A lata da felicidade
Quando eu tinha 16 anos, meus pais me mandaram para o internato do Colégio São Jacó, em Novo Hamburgo, bairro Hamburgo Velho (RS), hoje sede da universidade Feevale. Internato é internato, é como prisão, não adianta luxo na cela. Como eram tristes aqueles anos, para usar uma frase de Lotte, mulher de Stefan Zweig. A cada duas semanas e com expressa autorização dos pais, você fazia uma maratona usando três ônibus pinga-pinga para chegar, no meu caso, a Montenegro. Saía no sábado, às 10h, e domingo de noite, tinha que estar lá antes das 19h.

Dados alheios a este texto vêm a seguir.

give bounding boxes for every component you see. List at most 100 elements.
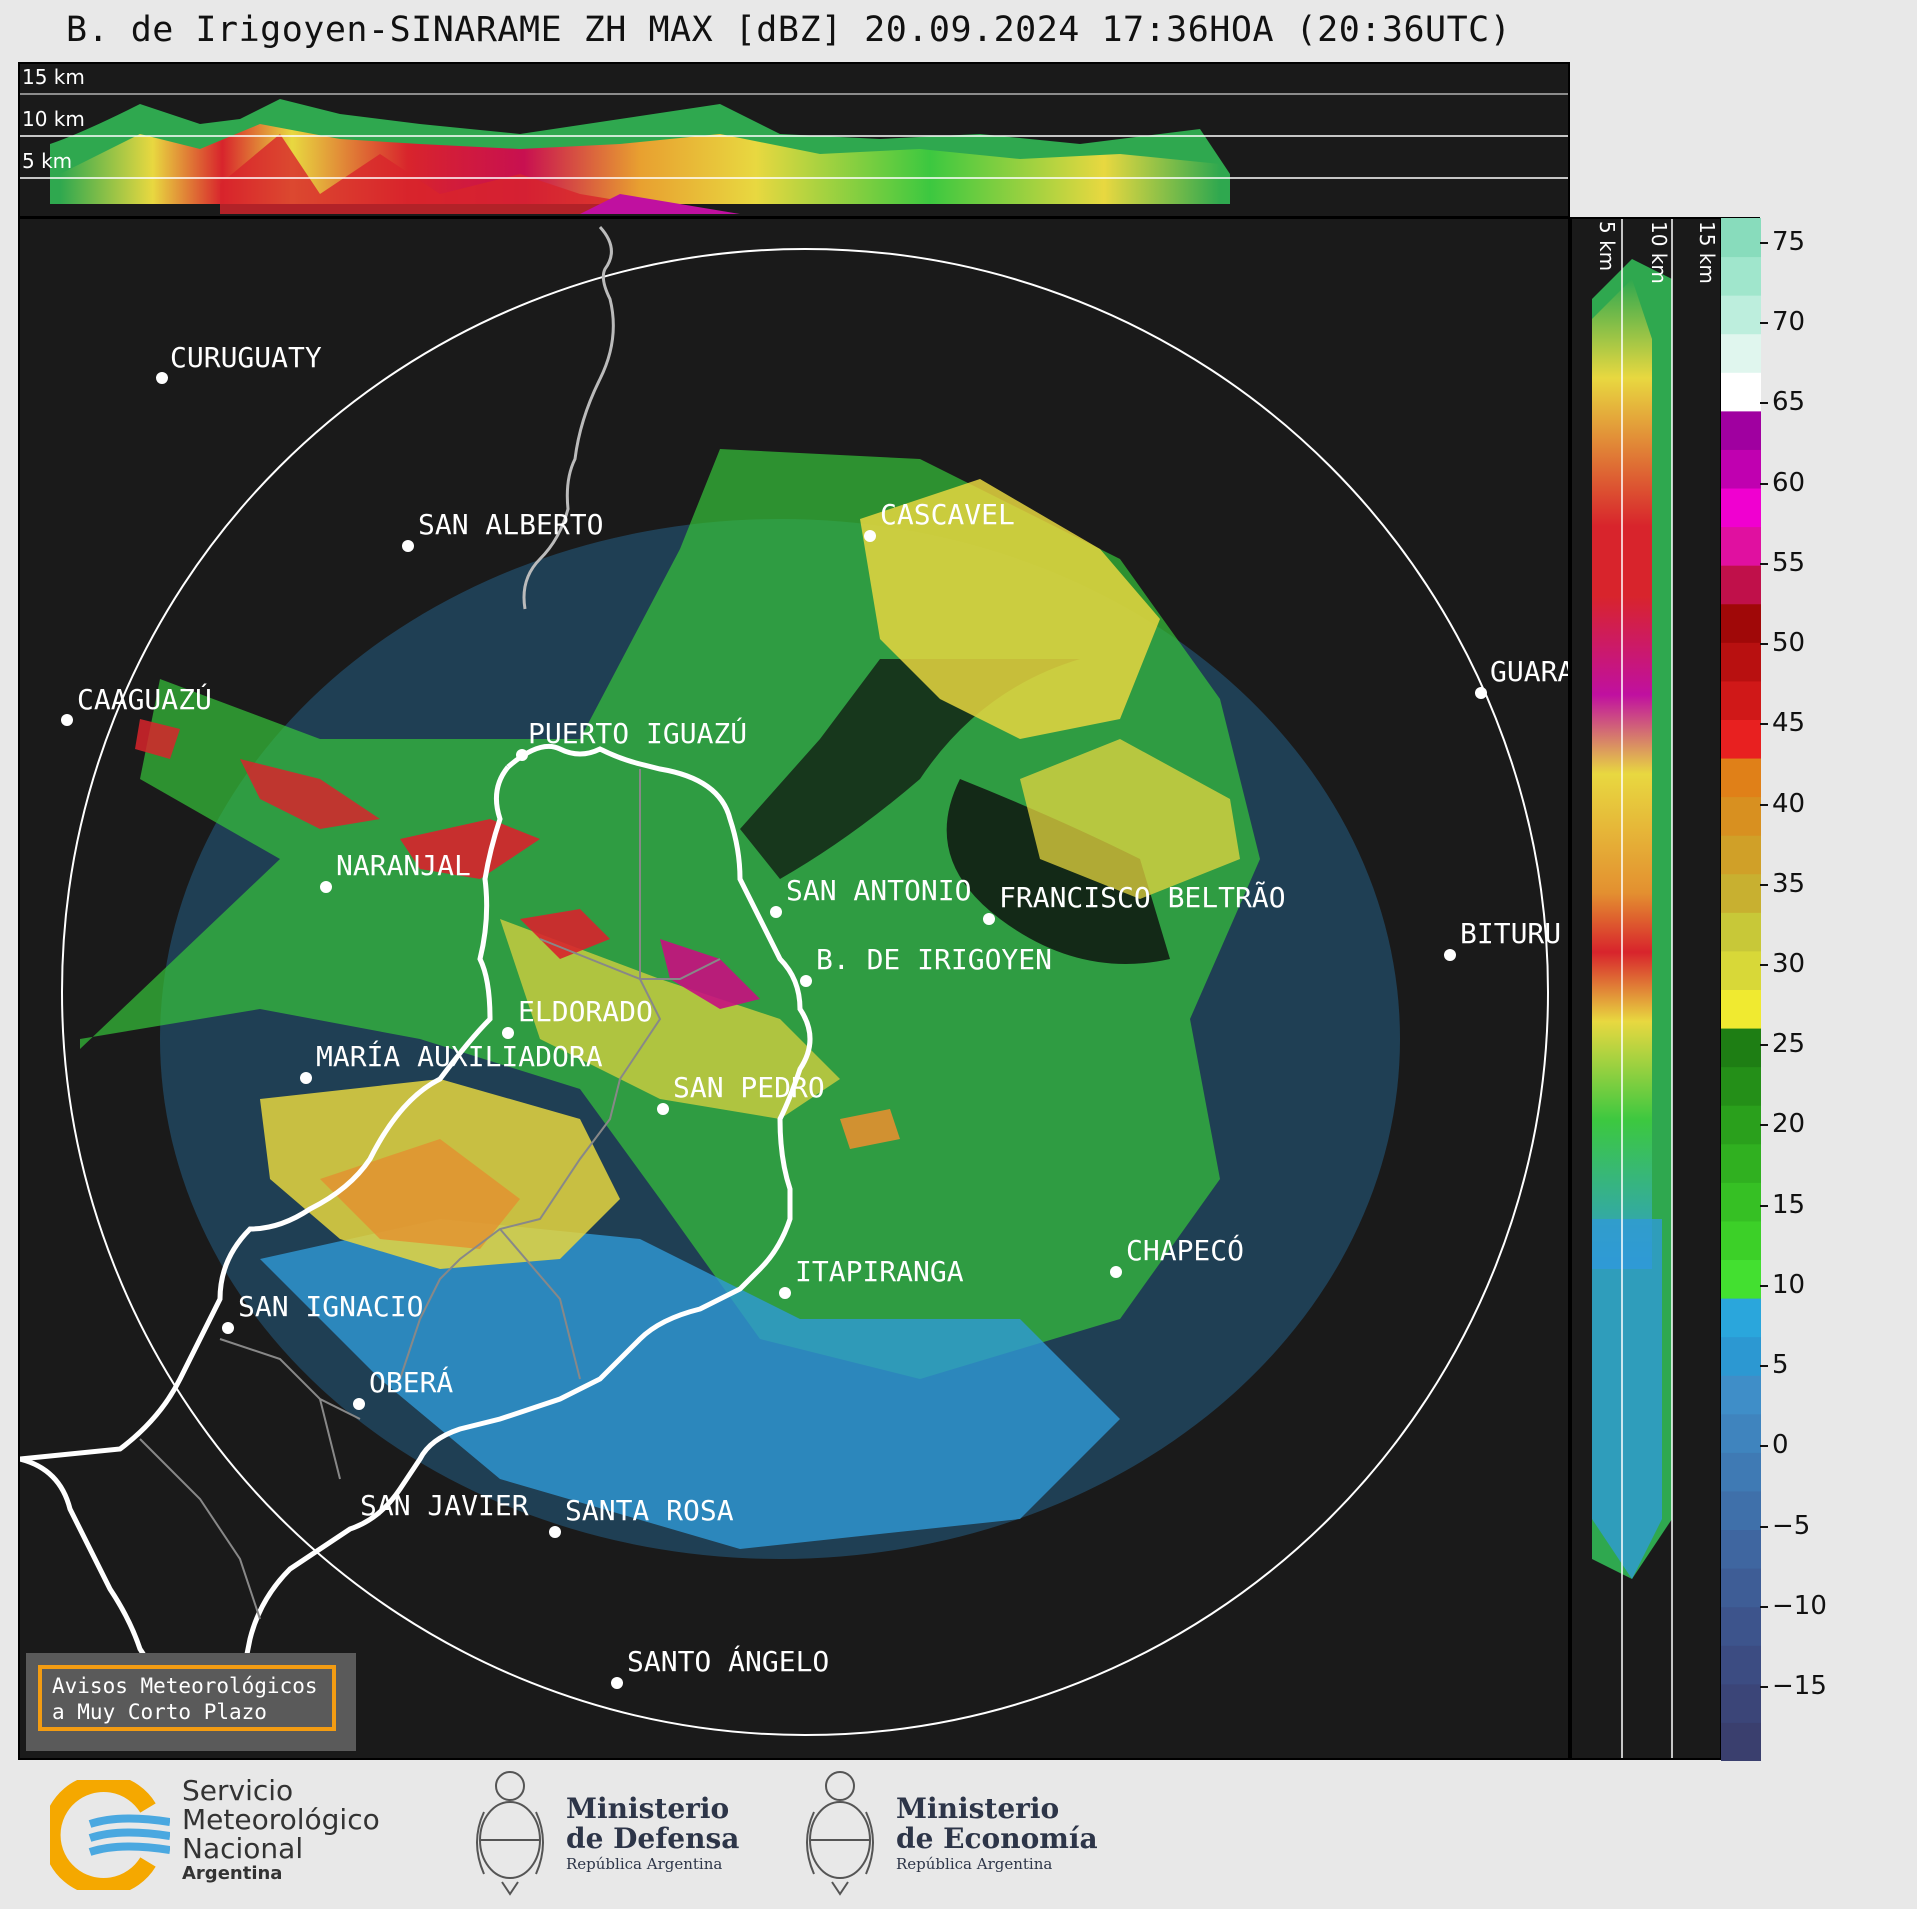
city-label-eldorado: ELDORADO — [518, 995, 653, 1028]
top-alt-label-10: 10 km — [22, 107, 85, 131]
notice-line2: a Muy Corto Plazo — [52, 1700, 267, 1724]
city-marker-maria-auxiliadora — [300, 1072, 312, 1084]
colorbar-band — [1721, 488, 1761, 528]
coat-of-arms-icon — [476, 1771, 544, 1896]
colorbar-band — [1721, 218, 1761, 258]
colorbar-tick-label: −10 — [1772, 1590, 1827, 1621]
economia-line2: de Economía — [896, 1822, 1098, 1855]
colorbar-band — [1721, 912, 1761, 952]
city-marker-obera — [353, 1398, 365, 1410]
colorbar-tick-label: 15 — [1772, 1189, 1806, 1220]
colorbar-band — [1721, 1529, 1761, 1569]
city-label-curuguaty: CURUGUATY — [170, 341, 322, 374]
smn-logo — [50, 1780, 170, 1890]
colorbar-band — [1721, 603, 1761, 643]
city-marker-eldorado — [502, 1027, 514, 1039]
side-cross-section-panel: 5 km 10 km 15 km — [1570, 217, 1722, 1760]
economia-line1: Ministerio — [896, 1792, 1060, 1825]
city-marker-caaguazu — [61, 714, 73, 726]
city-label-maria-auxiliadora: MARÍA AUXILIADORA — [316, 1039, 603, 1073]
colorbar-tick-mark — [1760, 643, 1768, 646]
smn-logo-icon — [50, 1780, 170, 1890]
colorbar-tick-label: 0 — [1772, 1430, 1789, 1461]
city-label-obera: OBERÁ — [369, 1365, 453, 1399]
colorbar-tick-mark — [1760, 1365, 1768, 1368]
colorbar-band — [1721, 1413, 1761, 1453]
colorbar-band — [1721, 1490, 1761, 1531]
colorbar-tick-mark — [1760, 803, 1768, 806]
radar-map: CURUGUATY SAN ALBERTO CASCAVEL CAAGUAZÚ GUAR… — [20, 225, 1570, 1741]
colorbar-band — [1721, 1645, 1761, 1685]
smn-line3: Nacional — [182, 1832, 304, 1865]
colorbar-tick-mark — [1760, 1686, 1768, 1688]
smn-line1: Servicio — [182, 1774, 294, 1807]
colorbar-tick-mark — [1760, 562, 1768, 565]
chart-title: B. de Irigoyen-SINARAME ZH MAX [dBZ] 20.… — [66, 10, 1512, 50]
colorbar-band — [1721, 372, 1761, 412]
city-marker-santo-angelo — [611, 1677, 623, 1689]
economia-name: Ministerio de Economía República Argenti… — [896, 1794, 1098, 1874]
side-alt-label-5: 5 km — [1595, 221, 1619, 271]
city-label-francisco-beltrao: FRANCISCO BELTRÃO — [999, 881, 1286, 914]
colorbar-band — [1721, 256, 1761, 296]
radar-map-panel: CURUGUATY SAN ALBERTO CASCAVEL CAAGUAZÚ GUAR… — [18, 217, 1570, 1760]
defensa-line1: Ministerio — [566, 1792, 730, 1825]
city-marker-santa-rosa — [549, 1526, 561, 1538]
colorbar-band — [1721, 758, 1761, 798]
notice-box[interactable]: Avisos Meteorológicos a Muy Corto Plazo — [26, 1653, 356, 1751]
city-label-bituru: BITURU — [1460, 917, 1561, 950]
city-label-san-ignacio: SAN IGNACIO — [238, 1290, 423, 1323]
city-label-caaguazu: CAAGUAZÚ — [77, 682, 212, 716]
colorbar-tick-mark — [1760, 1124, 1768, 1127]
colorbar-band — [1721, 1606, 1761, 1646]
city-label-b-de-irigoyen: B. DE IRIGOYEN — [816, 943, 1052, 976]
notice-link[interactable]: Avisos Meteorológicos a Muy Corto Plazo — [38, 1665, 336, 1731]
city-marker-chapeco — [1110, 1266, 1122, 1278]
defensa-seal — [470, 1762, 550, 1897]
top-alt-label-15: 15 km — [22, 65, 85, 89]
colorbar-band — [1721, 989, 1761, 1029]
colorbar-tick-label: −15 — [1772, 1671, 1827, 1701]
city-label-santo-angelo: SANTO ÁNGELO — [627, 1644, 829, 1678]
colorbar-band — [1721, 1105, 1761, 1145]
defensa-name: Ministerio de Defensa República Argentin… — [566, 1794, 739, 1874]
city-marker-san-ignacio — [222, 1322, 234, 1334]
city-label-guara: GUARA — [1490, 655, 1570, 688]
top-alt-label-5: 5 km — [22, 149, 72, 173]
side-alt-label-15: 15 km — [1695, 221, 1719, 284]
colorbar-band — [1721, 526, 1761, 566]
defensa-line2: de Defensa — [566, 1822, 740, 1855]
range-ring — [61, 248, 1549, 1736]
city-label-san-antonio: SAN ANTONIO — [786, 874, 971, 907]
colorbar-band — [1721, 1182, 1761, 1222]
city-label-chapeco: CHAPECÓ — [1126, 1233, 1244, 1267]
colorbar-tick-label: 5 — [1772, 1350, 1789, 1381]
city-label-naranjal: NARANJAL — [336, 849, 471, 882]
colorbar-band — [1721, 1028, 1761, 1068]
smn-name: Servicio Meteorológico Nacional Argentin… — [182, 1776, 380, 1885]
economia-seal — [800, 1762, 880, 1897]
colorbar-tick-label: 55 — [1772, 547, 1806, 578]
colorbar-band — [1721, 410, 1761, 450]
colorbar-tick-label: 65 — [1772, 387, 1806, 418]
colorbar-scale — [1721, 218, 1761, 1761]
city-marker-itapiranga — [779, 1287, 791, 1299]
city-label-san-pedro: SAN PEDRO — [673, 1071, 825, 1104]
economia-line3: República Argentina — [896, 1855, 1053, 1873]
colorbar-band — [1721, 950, 1761, 990]
colorbar-band — [1721, 719, 1761, 759]
defensa-line3: República Argentina — [566, 1855, 723, 1873]
colorbar-band — [1721, 873, 1761, 913]
city-label-santa-rosa: SANTA ROSA — [565, 1494, 734, 1527]
colorbar-band — [1721, 1722, 1761, 1761]
city-label-san-alberto: SAN ALBERTO — [418, 508, 603, 541]
city-label-puerto-iguazu: PUERTO IGUAZÚ — [528, 716, 747, 750]
top-cross-section: 15 km 10 km 5 km — [20, 65, 1568, 214]
colorbar-band — [1721, 642, 1761, 682]
city-marker-bituru — [1444, 949, 1456, 961]
colorbar-tick-mark — [1760, 1044, 1768, 1047]
colorbar-band — [1721, 1336, 1761, 1376]
colorbar-tick-label: 35 — [1772, 868, 1806, 899]
colorbar-band — [1721, 835, 1761, 875]
reflectivity-field — [80, 449, 1400, 1559]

Domingo eu já amanhecia triste. Minha mãe colocava uma lata de leite condensado Moça (Viva a Nestlè, que Deus lhe dê longa vida!) aquecida em banho-maria até virar dulce de leche. Nem o Santo Graal era tão guardado quanto aquela lata, escondida entre meus mijados. Todo santo dia, eu comia uma colherinha pequena daquela delícia, que levava dias para terminar. Raspava tanto o fundo com a colher que a parte interna brilhava mais que osso de cadáver de camelo ao sol do Saara. O bicho comeu.
Esse foi meu conceito de felicidade nos tempos do internato do São Jacó, uma simples lata de leite condensado. Agora, imagine o conceito, se não de felicidade, de alívio, daqueles que perderam o voo ou não puderam embarcar no Avro da La Mia.